Detecting Tremors Using Leap Motion
The inspiration came from the recent development of therapeutic supports for physicians. One key example that come to the teams mind the need for development in being able to accurately diagnose degenerative disorders. From that, given some past knowledge two of the most major types of tumours are essential tremor (ET) and the tremor of Parkinson’s disease (PD). _ A tremor is defined as an involuntary, rhythmic, and roughly sinusoidal movement of one or more body parts._ After being able to see some of the hardware available, we realized that we could use the Leap Motion - a Human-Machine-Interface that provides a method of position tracking with extremely precise accuracy, and high throughput rate of up to 300 samples per second. From that our idea was born - Tremble.
What it does
Tremble is a diagnostic tool for physicians that allow them to more accurately detect the presence of tremors in their patients in real time providing extremely accurate data about their patients.
How we built it
We built Tremble using mainly Python utilizing elements of the Leap Motion library. Additionally we used Python to develop the FFT algorithm we implemented. From there, we used Typescript and the Angular 7 framework to develop the front-end interface that the physicians will interact with.
Challenges we ran into
The main challenges we ran through was implementing the many parts of the project and bring them all together. We had difficulty connecting our backend Leap Motion framework with our algorithm and finally getting that on to our webpage. Along with that, we were using developing an implementation of an algorithm of Fast Fourier transformation to change a time series distribution to a frequency series and it took along time to understand the fundamental math behind this algorithm and apply it to our solution.

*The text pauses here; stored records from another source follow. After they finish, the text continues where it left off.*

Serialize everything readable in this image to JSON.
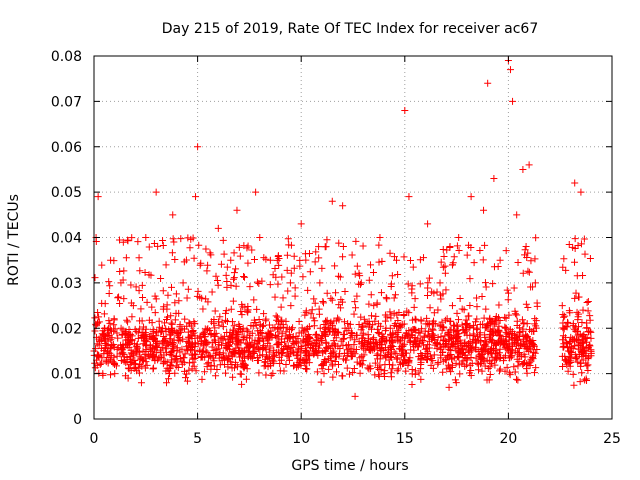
{
  "chart_data": {
    "type": "scatter",
    "title": "Day 215 of 2019, Rate Of TEC Index for receiver ac67",
    "xlabel": "GPS time / hours",
    "ylabel": "ROTI / TECUs",
    "xlim": [
      0,
      25
    ],
    "ylim": [
      0,
      0.08
    ],
    "xticks": [
      0,
      5,
      10,
      15,
      20,
      25
    ],
    "yticks": [
      0,
      0.01,
      0.02,
      0.03,
      0.04,
      0.05,
      0.06,
      0.07,
      0.08
    ],
    "xtick_labels": [
      "0",
      "5",
      "10",
      "15",
      "20",
      "25"
    ],
    "ytick_labels": [
      "0",
      "0.01",
      "0.02",
      "0.03",
      "0.04",
      "0.05",
      "0.06",
      "0.07",
      "0.08"
    ],
    "grid": true,
    "marker": "+",
    "color": "#ff0000",
    "series": [
      {
        "name": "ROTI",
        "data_gap_hours": [
          21.4,
          22.6
        ],
        "x": [
          0.0,
          0.1,
          0.2,
          0.3,
          0.5,
          0.8,
          1.0,
          1.3,
          1.6,
          1.9,
          2.2,
          2.5,
          2.8,
          3.0,
          3.3,
          3.5,
          3.8,
          4.0,
          4.3,
          4.6,
          4.9,
          5.0,
          5.4,
          5.7,
          6.0,
          6.3,
          6.6,
          6.9,
          7.2,
          7.5,
          7.8,
          8.0,
          8.3,
          8.6,
          8.9,
          9.2,
          9.5,
          9.8,
          10.0,
          10.3,
          10.6,
          10.9,
          11.2,
          11.5,
          11.8,
          12.0,
          12.3,
          12.6,
          12.9,
          13.2,
          13.5,
          13.8,
          14.0,
          14.3,
          14.6,
          14.9,
          15.0,
          15.2,
          15.5,
          15.8,
          16.1,
          16.4,
          16.7,
          17.0,
          17.3,
          17.6,
          17.9,
          18.2,
          18.5,
          18.8,
          19.0,
          19.3,
          19.6,
          19.9,
          20.0,
          20.1,
          20.2,
          20.4,
          20.7,
          21.0,
          21.3,
          22.6,
          22.9,
          23.2,
          23.5,
          23.8
        ],
        "y": [
          0.015,
          0.04,
          0.049,
          0.012,
          0.02,
          0.035,
          0.01,
          0.03,
          0.018,
          0.025,
          0.012,
          0.04,
          0.015,
          0.05,
          0.02,
          0.008,
          0.045,
          0.013,
          0.03,
          0.018,
          0.049,
          0.06,
          0.015,
          0.028,
          0.042,
          0.012,
          0.035,
          0.046,
          0.02,
          0.015,
          0.05,
          0.04,
          0.022,
          0.013,
          0.036,
          0.017,
          0.025,
          0.012,
          0.043,
          0.02,
          0.015,
          0.03,
          0.038,
          0.048,
          0.012,
          0.047,
          0.02,
          0.005,
          0.03,
          0.016,
          0.025,
          0.04,
          0.01,
          0.02,
          0.035,
          0.015,
          0.068,
          0.049,
          0.022,
          0.014,
          0.043,
          0.018,
          0.03,
          0.013,
          0.025,
          0.04,
          0.016,
          0.049,
          0.02,
          0.046,
          0.074,
          0.053,
          0.035,
          0.02,
          0.079,
          0.077,
          0.07,
          0.045,
          0.055,
          0.056,
          0.03,
          0.025,
          0.015,
          0.052,
          0.05,
          0.018
        ]
      }
    ]
  }
}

Accomplishments that we're proud of
My team and I were able to come in and build something that can actually have real value in the real world. The proof of concept my team created actually works and scaling this is definitely possible.
What we learned
My team and I struggled a lot but that resulting in a lot of learning. Our very first step we were trying to get the base Leap Motion package to work and it wouldn't work for 4 hours until we all realized the it was some path issue that none of us knew about before. On top of that, we learned about new algorithms such as the FFT and how to best optimize a website for physicians.
What's next for Tremble
We see great opportunity in the future development of Tremble. As of now this is a very untouched industry. Once there is more data we want to be able build a machine learning model to be able to train a model to recognize different types of hand tremors and associate them with different types of tremor associated diseases along with being able to detect the severity of these diseases.